Spielerisches Können und divere Gitarrenfrickeleien , aber auch Piano lässt „At Wit's End“ verlauten. Wir werden Zeuge des mit über 9 Minuten längsten Songs von „Distance Over Time“. James LaBrie singt nach wie vor in fantastischer Art und Weise, hier auch mal mit einer Spur Melancholie. Nach einem Break flüstert er gar und geht in eins mit dem nachdenklich machenden Piano. Danach bricht der Song aus in einen epischen Gesang-u. Gitarrenpart und Dream Theater lassen die Nummer sehr lange ausfaden. Ganz starke Progmetal-Kunst.

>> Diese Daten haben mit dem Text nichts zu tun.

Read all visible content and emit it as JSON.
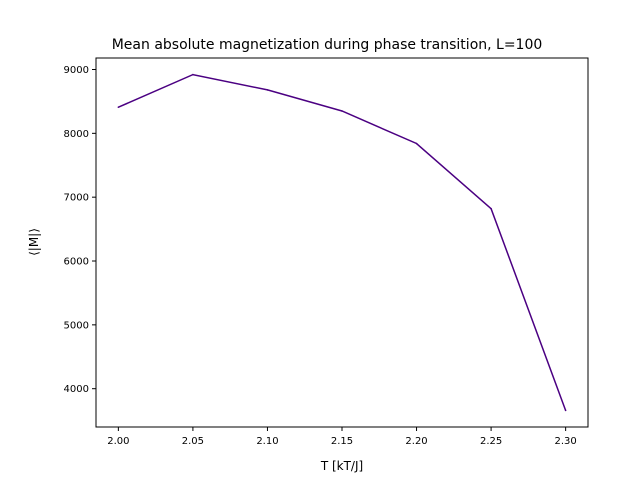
{
  "chart_data": {
    "type": "line",
    "title": "Mean absolute magnetization during phase transition, L=100",
    "xlabel": "T [kT/J]",
    "ylabel": "⟨|M|⟩",
    "x": [
      2.0,
      2.05,
      2.1,
      2.15,
      2.2,
      2.25,
      2.3
    ],
    "series": [
      {
        "values": [
          8410,
          8920,
          8680,
          8350,
          7840,
          6820,
          3660
        ],
        "color": "#4b0082"
      }
    ],
    "xlim": [
      1.985,
      2.315
    ],
    "ylim": [
      3400,
      9180
    ],
    "xticks": [
      2.0,
      2.05,
      2.1,
      2.15,
      2.2,
      2.25,
      2.3
    ],
    "xtick_labels": [
      "2.00",
      "2.05",
      "2.10",
      "2.15",
      "2.20",
      "2.25",
      "2.30"
    ],
    "yticks": [
      4000,
      5000,
      6000,
      7000,
      8000,
      9000
    ],
    "ytick_labels": [
      "4000",
      "5000",
      "6000",
      "7000",
      "8000",
      "9000"
    ],
    "grid": false,
    "legend": "none"
  }
}
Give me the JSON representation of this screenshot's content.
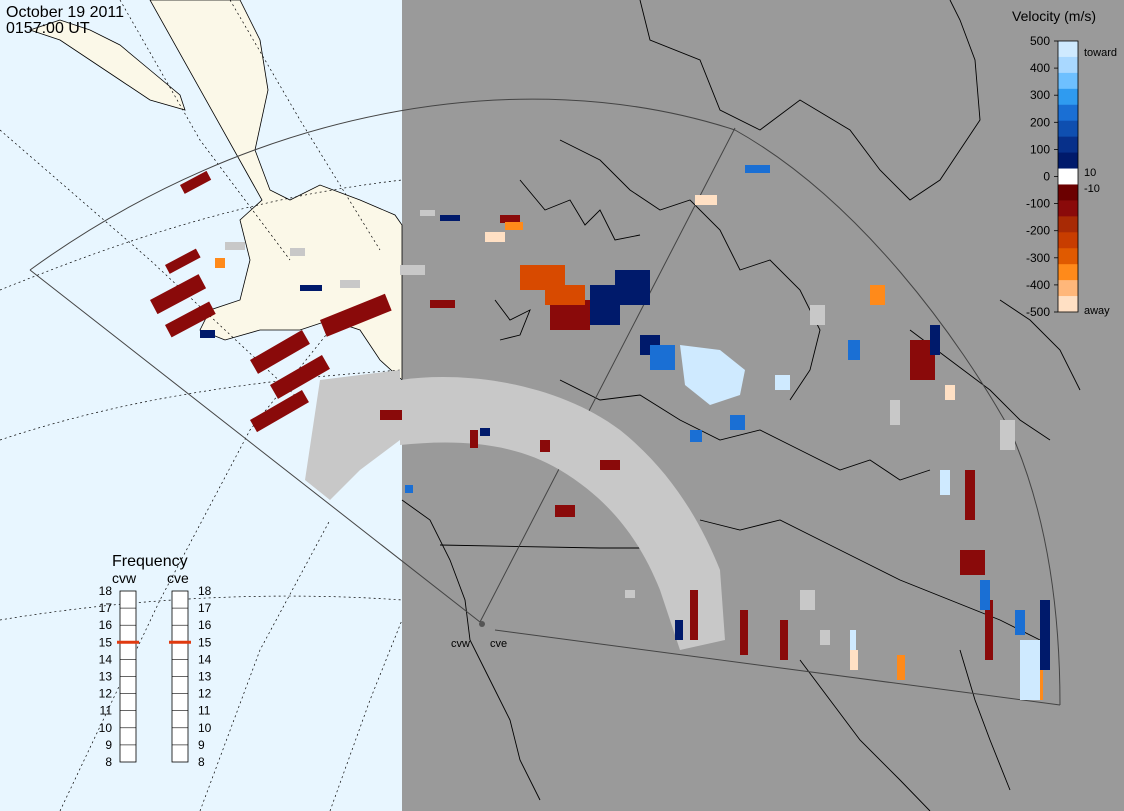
{
  "header": {
    "date": "October 19 2011",
    "time": "0157:00 UT"
  },
  "velocity_scale": {
    "title": "Velocity (m/s)",
    "ticks": [
      "500",
      "400",
      "300",
      "200",
      "100",
      "0",
      "-100",
      "-200",
      "-300",
      "-400",
      "-500"
    ],
    "inner_labels": [
      "10",
      "-10"
    ],
    "end_labels": [
      "toward",
      "away"
    ],
    "colors": [
      "#cfeaff",
      "#a9d8ff",
      "#6ec0ff",
      "#2f9bf0",
      "#1a6fd4",
      "#0f4fb0",
      "#07308a",
      "#001a6b",
      "#ffffff",
      "#6b0000",
      "#8a0a0a",
      "#a82a05",
      "#c83d00",
      "#e05a00",
      "#ff8a1a",
      "#ffb77a",
      "#ffe0c4"
    ]
  },
  "frequency": {
    "title": "Frequency",
    "radars": [
      "cvw",
      "cve"
    ],
    "ticks": [
      "18",
      "17",
      "16",
      "15",
      "14",
      "13",
      "12",
      "11",
      "10",
      "9",
      "8"
    ],
    "selected_mhz": {
      "cvw": 15,
      "cve": 15
    },
    "marker_color": "#e03a10"
  },
  "radar_sites": {
    "labels": [
      "cvw",
      "cve"
    ]
  },
  "colors": {
    "daylight": "#e8f6ff",
    "night": "#9a9a9a",
    "land": "#fbf8e8",
    "ground_scatter": "#c8c8c8"
  }
}
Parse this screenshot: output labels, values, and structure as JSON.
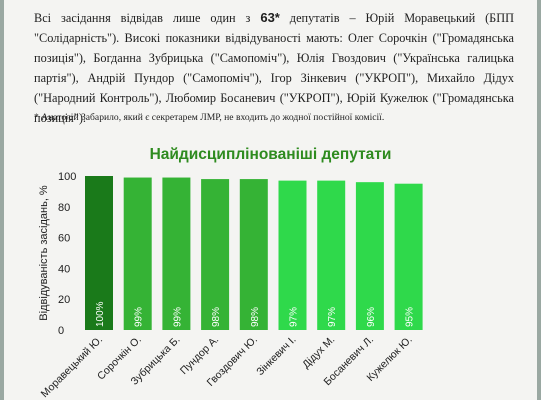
{
  "text": {
    "line1_a": "Всі засідання відвідав лише один з ",
    "line1_num": "63*",
    "line1_b": " депутатів – Юрій Моравецький (БПП \"Солідарність\").",
    "line2": "Високі показники відвідуваності мають: Олег Сорочкін (\"Громадянська позиція\"), Богданна Зубрицька (\"Самопоміч\"), Юлія Гвоздович (\"Українська галицька партія\"), Андрій Пундор (\"Самопоміч\"), Ігор Зінкевич (\"УКРОП\"), Михайло Дідух (\"Народний Контроль\"), Любомир Босаневич (\"УКРОП\"), Юрій Кужелюк (\"Громадянська позиція\").",
    "footnote": "* Анатолій Забарило, який є секретарем ЛМР, не входить до жодної постійної комісії."
  },
  "chart_data": {
    "type": "bar",
    "title": "Найдисциплінованіші депутати",
    "ylabel": "Відвідуваність засідань, %",
    "ylim": [
      0,
      100
    ],
    "yticks": [
      0,
      20,
      40,
      60,
      80,
      100
    ],
    "grid": false,
    "categories": [
      "Моравецький Ю.",
      "Сорочкін О.",
      "Зубрицька Б.",
      "Пундор А.",
      "Гвоздович Ю.",
      "Зінкевич І.",
      "Дідух М.",
      "Босаневич Л.",
      "Кужелюк Ю."
    ],
    "values": [
      100,
      99,
      99,
      98,
      98,
      97,
      97,
      96,
      95
    ],
    "value_labels": [
      "100%",
      "99%",
      "99%",
      "98%",
      "98%",
      "97%",
      "97%",
      "96%",
      "95%"
    ],
    "colors": [
      "#1a7a1a",
      "#35b335",
      "#35b335",
      "#35b335",
      "#35b335",
      "#2fd94b",
      "#2fd94b",
      "#2fd94b",
      "#2fd94b"
    ]
  }
}
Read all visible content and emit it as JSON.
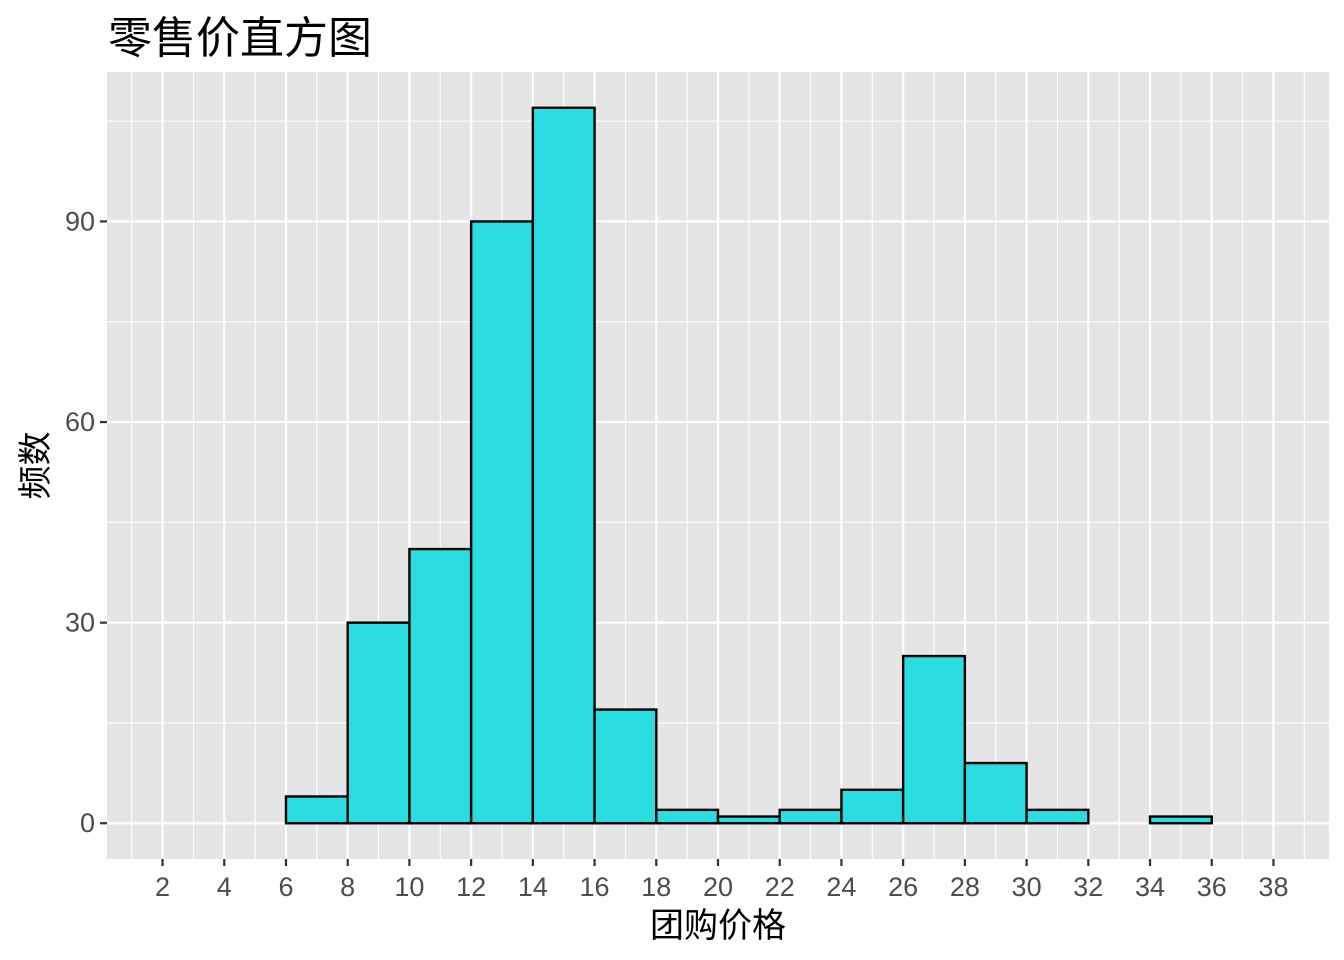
{
  "chart_data": {
    "type": "bar",
    "title": "零售价直方图",
    "xlabel": "团购价格",
    "ylabel": "频数",
    "bin_width": 2,
    "bins": [
      {
        "x0": 2,
        "x1": 4,
        "count": 0
      },
      {
        "x0": 4,
        "x1": 6,
        "count": 0
      },
      {
        "x0": 6,
        "x1": 8,
        "count": 4
      },
      {
        "x0": 8,
        "x1": 10,
        "count": 30
      },
      {
        "x0": 10,
        "x1": 12,
        "count": 41
      },
      {
        "x0": 12,
        "x1": 14,
        "count": 90
      },
      {
        "x0": 14,
        "x1": 16,
        "count": 107
      },
      {
        "x0": 16,
        "x1": 18,
        "count": 17
      },
      {
        "x0": 18,
        "x1": 20,
        "count": 2
      },
      {
        "x0": 20,
        "x1": 22,
        "count": 1
      },
      {
        "x0": 22,
        "x1": 24,
        "count": 2
      },
      {
        "x0": 24,
        "x1": 26,
        "count": 5
      },
      {
        "x0": 26,
        "x1": 28,
        "count": 25
      },
      {
        "x0": 28,
        "x1": 30,
        "count": 9
      },
      {
        "x0": 30,
        "x1": 32,
        "count": 2
      },
      {
        "x0": 32,
        "x1": 34,
        "count": 0
      },
      {
        "x0": 34,
        "x1": 36,
        "count": 1
      },
      {
        "x0": 36,
        "x1": 38,
        "count": 0
      }
    ],
    "x_ticks": [
      "2",
      "4",
      "6",
      "8",
      "10",
      "12",
      "14",
      "16",
      "18",
      "20",
      "22",
      "24",
      "26",
      "28",
      "30",
      "32",
      "34",
      "36",
      "38"
    ],
    "y_ticks": [
      "0",
      "30",
      "60",
      "90"
    ],
    "xlim": [
      0.2,
      39.8
    ],
    "ylim": [
      -5.35,
      112.35
    ],
    "fill_color": "#2ADDE0",
    "outline_color": "#000000",
    "panel_color": "#E5E5E5",
    "grid_color": "#FFFFFF",
    "grid": true,
    "legend": "none"
  }
}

Die Dream Theater-typische Halbballade folgt mit „Out Of Reach“. Balladesker Gesang, Piano und ein Gänsehaut Refrain sind die Zutaten, um auch diesen Song zum zukünftigen Klassiker zu machen. Auch dient der Song als kurze Erholungsphase bevor das Album den Hörer mit dem über 8-minütigen „Pale Blue Dot“ erneut fordert. Stimmen offerieren einen mystischen Beginn, bevor der Track in Stakkato-Riffs ausartet und die düstere Grundstimmung mit furiosen Keyboards und Gitarrenwirrungen zerpflückt wird. Ein ewig langer Instrumentalpart liefert Anspruch und Aufmerksamkeit ist die Voraussetzung für anhaltenden Genuß.
Abschließend und mit amtlichem Rudess-Mellotron startend holt der „Viper King“ noch mal einiges an Dream Theater Trademarks hervor. Flotte Rhythmen, schneller und mehrstimmiger Gesang verzaubern diesen recht straighten und für DT Verhältnisse fast schon einfachen Song. Nochmal ein Statement, daß Dream Theater nicht nur für Musiker und Instrumental-Fetischisten komponieren, sondern verstärkt wieder der Song im Vordergrund steht.
„Distance Over Time“ ist die Rückkehr von Dream Theater zu alter Stärke. Viel mehr klingt es sogar frischer als die letzten Alben und die Band präsentiert sich auch als solche und nicht als eine Ansammlung von Einzelkünstlern. LaBrie singt besser denn je und es ist einfach faszinierend, welch Melodien und Harmonien die Band im Stande ist zu schreiben. Aber auch das sperrige, forderndere Material ist völlig für sich selbst stehend und befördert Dream Theater dahin, wo sie hingehören. An die ProgMetal Spitze !!